To recap my argument, his case is peculiar in that whereas for common mortals the result of intoxication by drugs (alcohol included) is a change in behaviour accompanied by different degrees of disinhibition, Jekyll suffers besides a spectacular bodily transformation. Since he looks different and nobody can identify him as Jekyll his behaviour is wild, but he is all the time Jekyll, no matter whether he calls himself Hyde when in his other body. No dissociation at all, then. The problem is, of course, that once he’s murdered Sir Danvers Carew (as Hyde) he also starts losing control over his metamorphic body. Thus, when Jekyll fails definetively to shed his Hyde body, he locks himself up. When his best friend Utterson brings his door down, Jekyll has no option but to kill himself still looking like Hyde, terrified as he is of being hanged. Wrongly, Utterson concludes that Jekyll is missing, until he learns the truth (and we with him) through the final two letters by Dr. Lanyon (who’s witnessed a transformation) and by Jekyll himself.

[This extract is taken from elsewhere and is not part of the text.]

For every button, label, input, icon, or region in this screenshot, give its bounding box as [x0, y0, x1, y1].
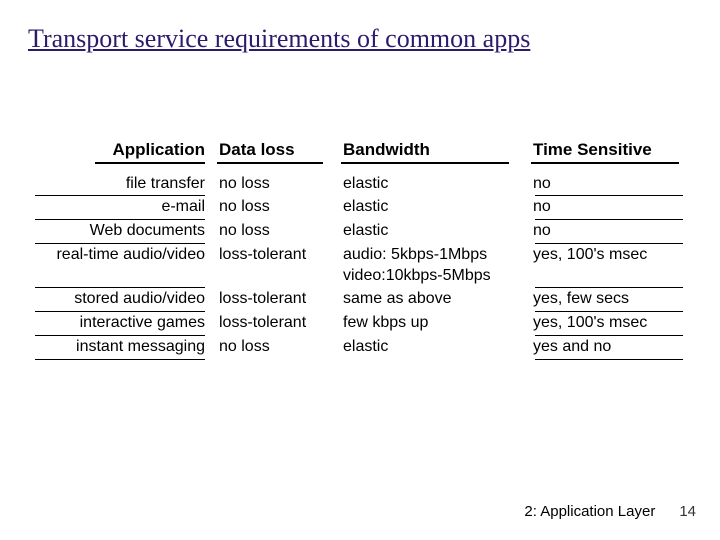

In his statement, Jekyll writes that the progress of his line of research in the future will lead to the point when “man will be ultimately known for a mere polity of multifarious, incongruous, and independent denizens.” Somehow, this is pure common sense: we are no doubt a collection of different identities, depending on the situation (professional, familiar, sexual, leisure… you name it!). We don’t change bodies, but we do change the way our bodies look –surely, we don’t wear the same outfit to class and to a rock concert– and also the way we behave. And, sorry but, unlike what Stevenson imagined, the worst aspect of our Jekyll and Hydes (I’m thinking of child abusers) is how inconspicuous they are. Jack the Ripper got that right only two years after Stevenson published his masterpiece.
Jekyll suggests that the drug is neutral and that instead of Hyde he could have metamorphosed into someone saintly, supposing his better nature to have been stronger. I asked my students why we don’t have a story like that (or do we??). Most answered it would be boring but one answered that it’s because in that case the text would hint that drugs are good… Clever!! To see how profoundly we distrust Jekylls who fight evil rather than commit it, consider Bruce Wayne, the man who, at night, becomes Batman (no drugs, just a mask and cool gadgets). We are currently asking ourselves (see Christopher Nolan’s trilogy) whether Bruce Wayne is as psychotic as Jekyll. So much for good intentions.
And a last point to this long post, suggested by my students’ exercises: the problem with arguing that Stevenson is criticising hypocritical Victorian society for forcing men to repress their instincts is that this depends on what kind of instinct we’re talking about. Supposing Jekyll is secretly a rapist of either women or children I certainly would like his instincts repressed to the hilt. Call me a hypocrite if you wish.